Marc Andreessen recently made some bold statements about the future of the retail business:

“Retail chains are a fundamentally implausible economic structure if there’s a viable alternative,” he says. “You combine the fixed cost of real estate with inventory, and it puts every retailer in a highly leveraged position. Few can survive a decline of 20 to 30 percent in revenues. It just doesn’t make any sense for all this stuff to sit on shelves. There is fundamentally a better model.”

I am not sure if I agree with this prediction of his. However, these sentiments have caused me to start thinking about how 3D printing could increase the likelihood of those statements coming true.

The death of music & video retail chains: instructive?

Picture the amount of capital and energy it took to create companies that stocked and sold CDs/rented DVDs. In a music or video rental retail location, the only differences in the stocked product was the visual packaging and slightly different encoded information, i.e. pieces of roughly identical shiny plastic disks.

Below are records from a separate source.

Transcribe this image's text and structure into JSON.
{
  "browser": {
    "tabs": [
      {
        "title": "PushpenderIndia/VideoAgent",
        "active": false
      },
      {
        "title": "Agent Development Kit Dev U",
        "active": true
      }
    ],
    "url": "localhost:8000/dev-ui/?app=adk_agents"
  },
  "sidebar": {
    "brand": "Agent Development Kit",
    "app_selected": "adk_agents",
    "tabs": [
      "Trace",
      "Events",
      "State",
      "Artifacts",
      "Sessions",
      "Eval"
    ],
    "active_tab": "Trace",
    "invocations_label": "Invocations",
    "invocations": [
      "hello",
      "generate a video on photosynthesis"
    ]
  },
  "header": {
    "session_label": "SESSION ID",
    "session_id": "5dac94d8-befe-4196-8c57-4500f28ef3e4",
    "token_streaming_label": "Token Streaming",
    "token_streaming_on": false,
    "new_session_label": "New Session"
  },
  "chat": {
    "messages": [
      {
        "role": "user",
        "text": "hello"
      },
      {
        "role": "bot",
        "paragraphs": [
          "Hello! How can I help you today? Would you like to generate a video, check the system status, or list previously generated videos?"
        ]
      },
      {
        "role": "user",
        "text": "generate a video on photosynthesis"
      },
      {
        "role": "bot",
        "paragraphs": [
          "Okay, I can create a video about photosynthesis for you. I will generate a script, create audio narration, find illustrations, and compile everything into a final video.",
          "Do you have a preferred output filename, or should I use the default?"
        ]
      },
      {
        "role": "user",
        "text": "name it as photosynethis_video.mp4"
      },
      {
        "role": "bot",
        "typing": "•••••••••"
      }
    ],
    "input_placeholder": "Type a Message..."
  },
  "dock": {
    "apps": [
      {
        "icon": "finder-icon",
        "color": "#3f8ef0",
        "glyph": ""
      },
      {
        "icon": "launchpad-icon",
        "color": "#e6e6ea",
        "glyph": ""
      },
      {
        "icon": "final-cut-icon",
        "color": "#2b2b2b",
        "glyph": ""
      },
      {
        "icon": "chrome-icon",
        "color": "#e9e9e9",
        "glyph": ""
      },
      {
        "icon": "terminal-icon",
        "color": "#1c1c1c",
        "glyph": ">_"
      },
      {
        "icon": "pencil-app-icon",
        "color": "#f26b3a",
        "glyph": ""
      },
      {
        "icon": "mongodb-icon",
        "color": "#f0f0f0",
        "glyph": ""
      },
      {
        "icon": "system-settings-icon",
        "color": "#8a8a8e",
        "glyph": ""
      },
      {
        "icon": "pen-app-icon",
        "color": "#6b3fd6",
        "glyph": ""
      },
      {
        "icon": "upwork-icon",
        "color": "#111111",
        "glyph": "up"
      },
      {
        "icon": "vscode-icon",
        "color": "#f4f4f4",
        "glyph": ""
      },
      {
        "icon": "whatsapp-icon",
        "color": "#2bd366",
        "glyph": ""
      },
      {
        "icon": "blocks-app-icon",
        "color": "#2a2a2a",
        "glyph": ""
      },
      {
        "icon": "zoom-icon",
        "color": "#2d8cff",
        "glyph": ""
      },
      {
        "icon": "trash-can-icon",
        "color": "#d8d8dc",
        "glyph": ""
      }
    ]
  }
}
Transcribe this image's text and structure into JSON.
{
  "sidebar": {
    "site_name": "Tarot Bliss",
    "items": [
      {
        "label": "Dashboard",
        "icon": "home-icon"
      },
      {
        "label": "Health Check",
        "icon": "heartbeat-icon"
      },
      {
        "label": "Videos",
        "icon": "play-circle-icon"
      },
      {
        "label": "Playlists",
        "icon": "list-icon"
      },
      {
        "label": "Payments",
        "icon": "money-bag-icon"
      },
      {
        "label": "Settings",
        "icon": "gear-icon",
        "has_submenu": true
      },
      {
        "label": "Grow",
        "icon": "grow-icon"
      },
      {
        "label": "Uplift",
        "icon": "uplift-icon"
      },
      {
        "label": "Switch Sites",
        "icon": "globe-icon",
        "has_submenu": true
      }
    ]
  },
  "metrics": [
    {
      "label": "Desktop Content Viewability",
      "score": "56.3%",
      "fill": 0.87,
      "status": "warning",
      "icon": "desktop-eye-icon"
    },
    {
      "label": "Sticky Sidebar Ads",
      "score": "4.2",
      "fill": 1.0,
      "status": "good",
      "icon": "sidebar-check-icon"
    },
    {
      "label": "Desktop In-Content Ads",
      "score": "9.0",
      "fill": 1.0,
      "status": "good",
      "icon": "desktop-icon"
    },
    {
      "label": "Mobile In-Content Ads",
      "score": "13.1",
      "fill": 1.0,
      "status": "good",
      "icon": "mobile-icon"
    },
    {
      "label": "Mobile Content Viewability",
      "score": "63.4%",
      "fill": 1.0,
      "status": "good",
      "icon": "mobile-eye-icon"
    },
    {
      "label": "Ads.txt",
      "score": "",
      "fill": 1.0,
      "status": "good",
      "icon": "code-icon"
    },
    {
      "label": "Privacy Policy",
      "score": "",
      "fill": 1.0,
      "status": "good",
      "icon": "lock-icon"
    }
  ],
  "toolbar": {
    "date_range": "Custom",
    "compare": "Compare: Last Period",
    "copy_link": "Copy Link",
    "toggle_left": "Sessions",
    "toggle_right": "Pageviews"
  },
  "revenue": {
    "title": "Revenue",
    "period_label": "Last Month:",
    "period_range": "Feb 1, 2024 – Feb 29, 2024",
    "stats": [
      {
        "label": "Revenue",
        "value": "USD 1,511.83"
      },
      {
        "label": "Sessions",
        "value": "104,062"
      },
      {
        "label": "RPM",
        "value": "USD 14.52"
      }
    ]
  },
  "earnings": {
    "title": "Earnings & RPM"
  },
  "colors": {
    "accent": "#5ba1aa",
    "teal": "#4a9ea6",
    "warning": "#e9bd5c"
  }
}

Having large amounts of physical infrastructure dedicated to running a supply chain of roughly identical pieces of plastic seems ripe for disruption. It’s not as if the CDs were lovingly handmade by craftsman with one-of-a-kind album art.

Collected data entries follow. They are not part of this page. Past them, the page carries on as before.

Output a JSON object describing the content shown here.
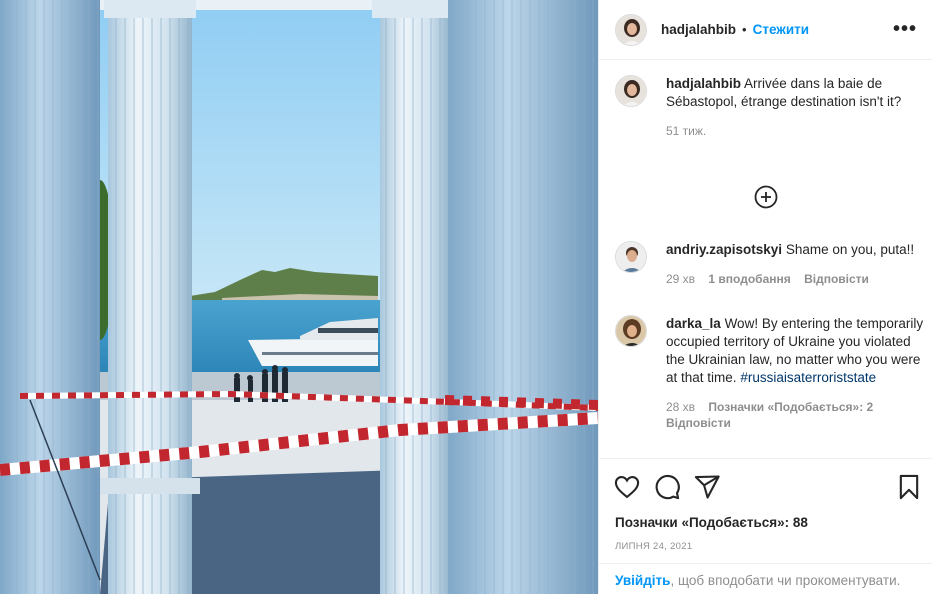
{
  "post": {
    "author": "hadjalahbib",
    "separator": "•",
    "follow_label": "Стежити",
    "more_icon": "more-options-icon",
    "caption": {
      "user": "hadjalahbib",
      "text": "Arrivée dans la baie de Sébastopol, étrange destination isn't it?",
      "age": "51 тиж."
    },
    "load_more_icon": "plus-circle-icon"
  },
  "comments": [
    {
      "user": "andriy.zapisotskyi",
      "text": "Shame on you, puta!!",
      "age": "29 хв",
      "likes": "1 вподобання",
      "reply": "Відповісти"
    },
    {
      "user": "darka_la",
      "text": "Wow! By entering the temporarily occupied territory of Ukraine you violated the Ukrainian law, no matter who you were at that time.",
      "hashtag": "#russiaisaterroriststate",
      "age": "28 хв",
      "likes": "Позначки «Подобається»: 2",
      "reply": "Відповісти"
    }
  ],
  "actions": {
    "like_icon": "heart-icon",
    "comment_icon": "comment-icon",
    "share_icon": "share-icon",
    "save_icon": "bookmark-icon",
    "likes_text": "Позначки «Подобається»: 88",
    "date": "ЛИПНЯ 24, 2021"
  },
  "login_prompt": {
    "link": "Увійдіть",
    "text": ", щоб вподобати чи прокоментувати."
  },
  "colors": {
    "accent": "#0095f6",
    "text": "#262626",
    "secondary": "#8e8e8e",
    "hashtag": "#00376b"
  }
}
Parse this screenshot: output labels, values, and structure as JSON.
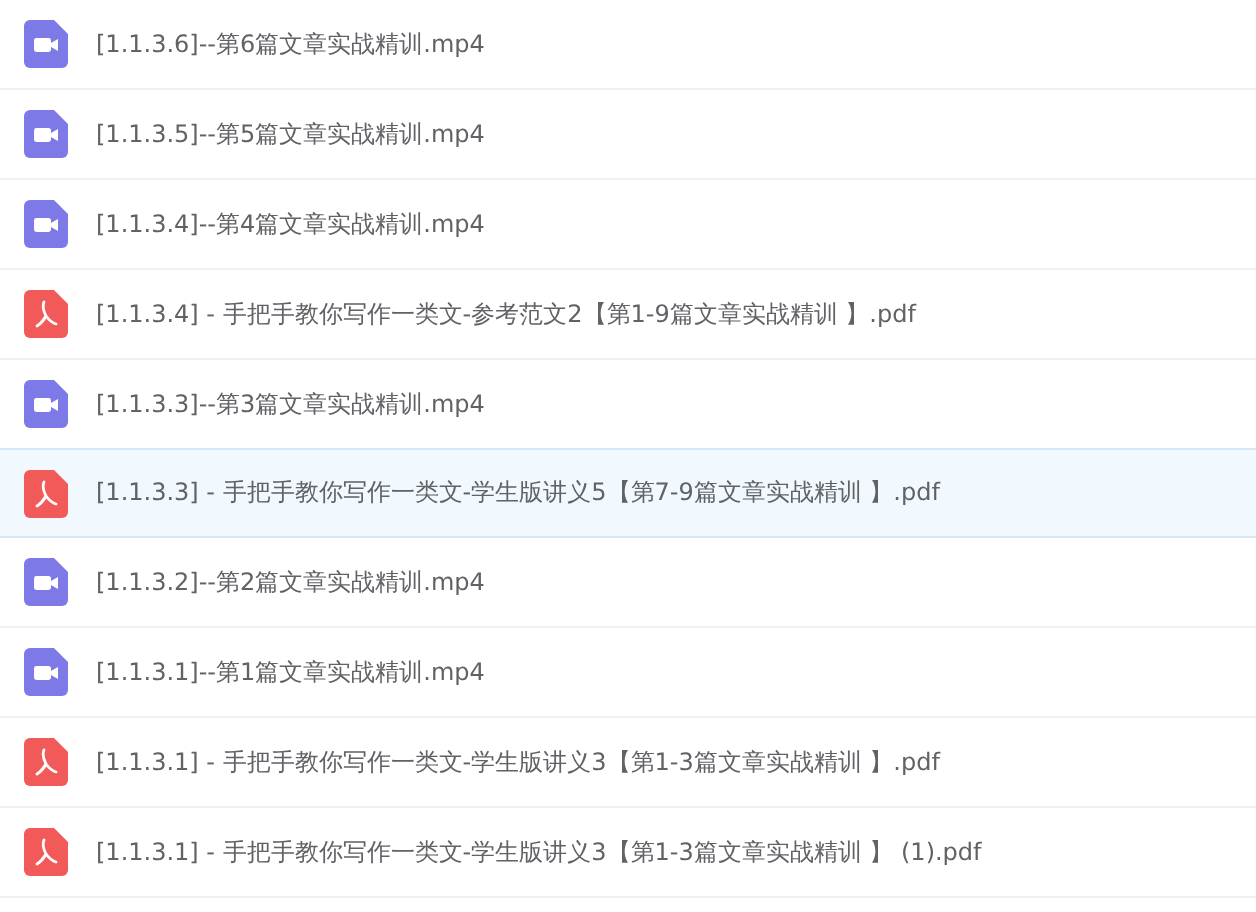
{
  "files": [
    {
      "kind": "video",
      "name": "[1.1.3.6]--第6篇文章实战精训.mp4",
      "selected": false
    },
    {
      "kind": "video",
      "name": "[1.1.3.5]--第5篇文章实战精训.mp4",
      "selected": false
    },
    {
      "kind": "video",
      "name": "[1.1.3.4]--第4篇文章实战精训.mp4",
      "selected": false
    },
    {
      "kind": "pdf",
      "name": "[1.1.3.4] - 手把手教你写作一类文-参考范文2【第1-9篇文章实战精训 】.pdf",
      "selected": false
    },
    {
      "kind": "video",
      "name": "[1.1.3.3]--第3篇文章实战精训.mp4",
      "selected": false
    },
    {
      "kind": "pdf",
      "name": "[1.1.3.3] - 手把手教你写作一类文-学生版讲义5【第7-9篇文章实战精训 】.pdf",
      "selected": true
    },
    {
      "kind": "video",
      "name": "[1.1.3.2]--第2篇文章实战精训.mp4",
      "selected": false
    },
    {
      "kind": "video",
      "name": "[1.1.3.1]--第1篇文章实战精训.mp4",
      "selected": false
    },
    {
      "kind": "pdf",
      "name": "[1.1.3.1] - 手把手教你写作一类文-学生版讲义3【第1-3篇文章实战精训 】.pdf",
      "selected": false
    },
    {
      "kind": "pdf",
      "name": "[1.1.3.1] - 手把手教你写作一类文-学生版讲义3【第1-3篇文章实战精训 】 (1).pdf",
      "selected": false
    }
  ]
}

Perhaps the era right after the availability CD burners (but before iPods were introduced) is a decent approximation about what the world will be like with widespread availability of 3D printers. A CD burner is somewhat like a 3D printer: they both take digital information as input and use it to create a useful physical object.

Big Box Stores

I tend to associate “big box” stores with places I used to go to purchase music. Remember how much square footage that used to be dedicated to music and DVD sales at Best Buy and Circuit City? There is still some square footage devoted to CDs at Best Buy, but it seems to occupy about as much space as is dedicated to iPhone accessories.

Home Depot

What percentage of the square footage of Home Depot is devoted to items that could cheaply and easily be 3D printed? Let me give you an example: the lowly plastic drywall anchor. Would anyone care if their drywall anchors came out of a 3D printer?

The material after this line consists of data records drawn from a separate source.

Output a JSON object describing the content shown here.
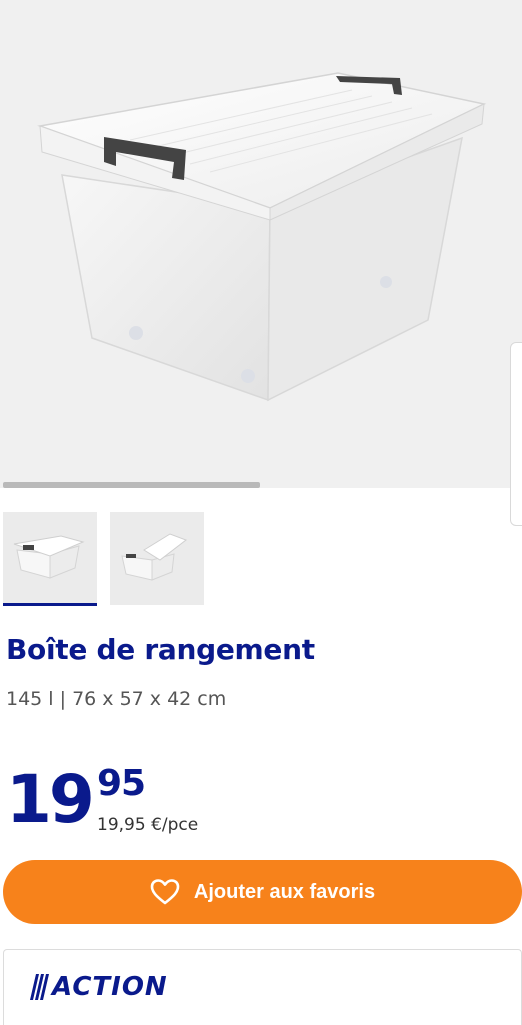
{
  "product": {
    "title": "Boîte de rangement",
    "specs": "145 l | 76 x 57 x 42 cm",
    "image": "clear-plastic-storage-box-with-lid",
    "thumbnails": [
      "storage-box-closed",
      "storage-box-open"
    ]
  },
  "price": {
    "integer": "19",
    "decimal": "95",
    "unit_price": "19,95 €/pce"
  },
  "actions": {
    "favorite_label": "Ajouter aux favoris",
    "favorite_icon": "heart-icon"
  },
  "seller": {
    "logo_text": "ACTION"
  },
  "colors": {
    "brand_blue": "#0a1a8c",
    "accent_orange": "#f7821b"
  }
}
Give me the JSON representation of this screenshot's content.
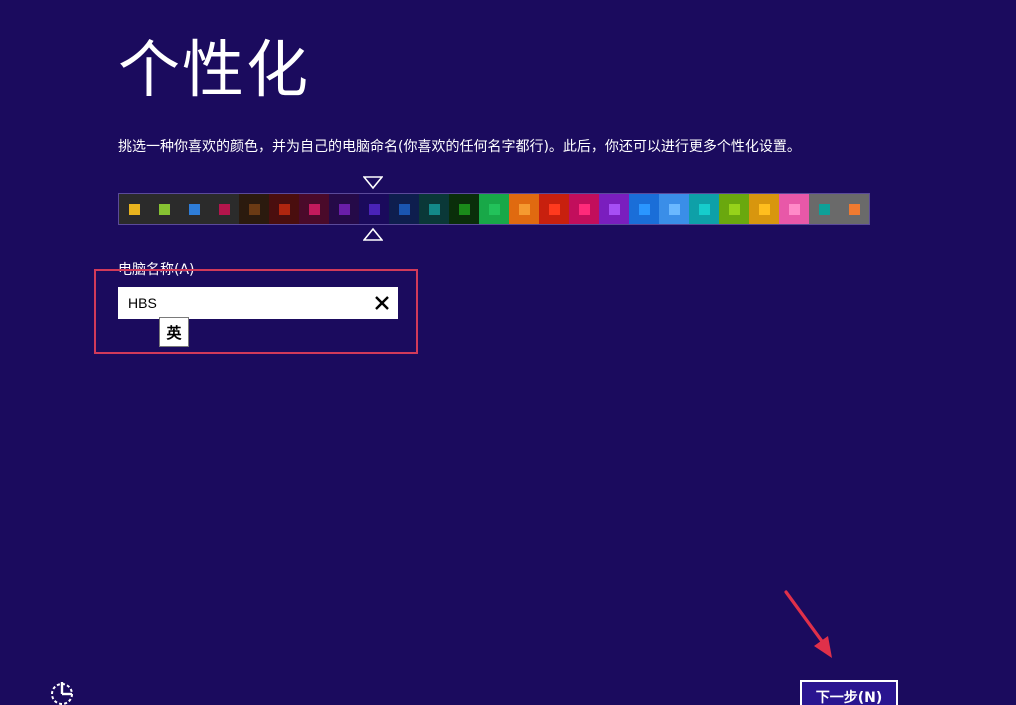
{
  "header": {
    "title": "个性化"
  },
  "instructions": {
    "text": "挑选一种你喜欢的颜色，并为自己的电脑命名(你喜欢的任何名字都行)。此后，你还可以进行更多个性化设置。"
  },
  "color_palette": {
    "selected_index": 8,
    "swatches": [
      {
        "bg": "#2b2b2b",
        "dot": "#e8b31e"
      },
      {
        "bg": "#2b2b2b",
        "dot": "#86c232"
      },
      {
        "bg": "#2b2b2b",
        "dot": "#2e7dd8"
      },
      {
        "bg": "#2b2b2b",
        "dot": "#b4154c"
      },
      {
        "bg": "#2b1a0e",
        "dot": "#6b3a14"
      },
      {
        "bg": "#4a0e0e",
        "dot": "#b0260f"
      },
      {
        "bg": "#4a0a2a",
        "dot": "#c21a5c"
      },
      {
        "bg": "#250a48",
        "dot": "#6a1ea8"
      },
      {
        "bg": "#1a0a5c",
        "dot": "#4a23b8"
      },
      {
        "bg": "#0e1e4e",
        "dot": "#1a55b0"
      },
      {
        "bg": "#0a3838",
        "dot": "#138888"
      },
      {
        "bg": "#0a2e0a",
        "dot": "#1a8a1a"
      },
      {
        "bg": "#18a848",
        "dot": "#22c25a"
      },
      {
        "bg": "#e06a10",
        "dot": "#f59a30"
      },
      {
        "bg": "#c8200e",
        "dot": "#ff3a1e"
      },
      {
        "bg": "#c20e5c",
        "dot": "#ff2a7a"
      },
      {
        "bg": "#7a1ebe",
        "dot": "#a64ef5"
      },
      {
        "bg": "#1a6ed8",
        "dot": "#2a96ff"
      },
      {
        "bg": "#3a8ee8",
        "dot": "#6ab8ff"
      },
      {
        "bg": "#0ea0a8",
        "dot": "#16cccc"
      },
      {
        "bg": "#6aa80e",
        "dot": "#96d21a"
      },
      {
        "bg": "#d8960e",
        "dot": "#ffbe1e"
      },
      {
        "bg": "#e858a8",
        "dot": "#ff8ac8"
      },
      {
        "bg": "#6a6a6a",
        "dot": "#0ea098"
      },
      {
        "bg": "#6a6a6a",
        "dot": "#f07a30"
      }
    ]
  },
  "pc_name": {
    "label": "电脑名称(A)",
    "value": "HBS",
    "ime_mode": "英"
  },
  "footer": {
    "next_label": "下一步(N)"
  },
  "annotations": {
    "highlight_color": "#d23a5a",
    "arrow_color": "#e0304a"
  },
  "icons": {
    "ease_of_access": "ease-of-access-icon",
    "clear": "close-icon",
    "selector_top": "triangle-down-icon",
    "selector_bottom": "triangle-up-icon"
  }
}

What percentage of items stocked in a Target could easily be 3D printed? My thought first goes to toys. Also sports equipment. What percentage of Target’s square footage and revenue consists of these kinds of items?

The role of debt

In the debates I have participated in regarding 3D printing, one of the points made is usually something like “high-end clothes, food/perishables, heavy-duty tools, and hand-crafted custom items are not going to be replaced by 3D printing.” Let’s assume that is true: the vast majority of products have very little risk of being displaced by 3D printing using current technologies. The problem for retail stores is the revenue sensitivity caused by debt.

Taking the example of Borders (or Blockbuster or Circuit City or Tower Records or Virgin Megastores or Linens ‘n Things), it’s not as if revenues went to zero overnight and so they decided to close their doors. No, the issue is that they were highly leveraged. This is also the reason that Best Buy could declare bankruptcy in the near future: It’s not that their revenues will go to zero, but that relatively small revenue declines could cause a ticking time bomb of tight cashflows and corporate debt to explode.

If we accept Andreessen’s argument that most retail companies could be put out of business by a 20-30% decline in revenue, 3D printing could be plausibly be the vector by which this scenario is manifested.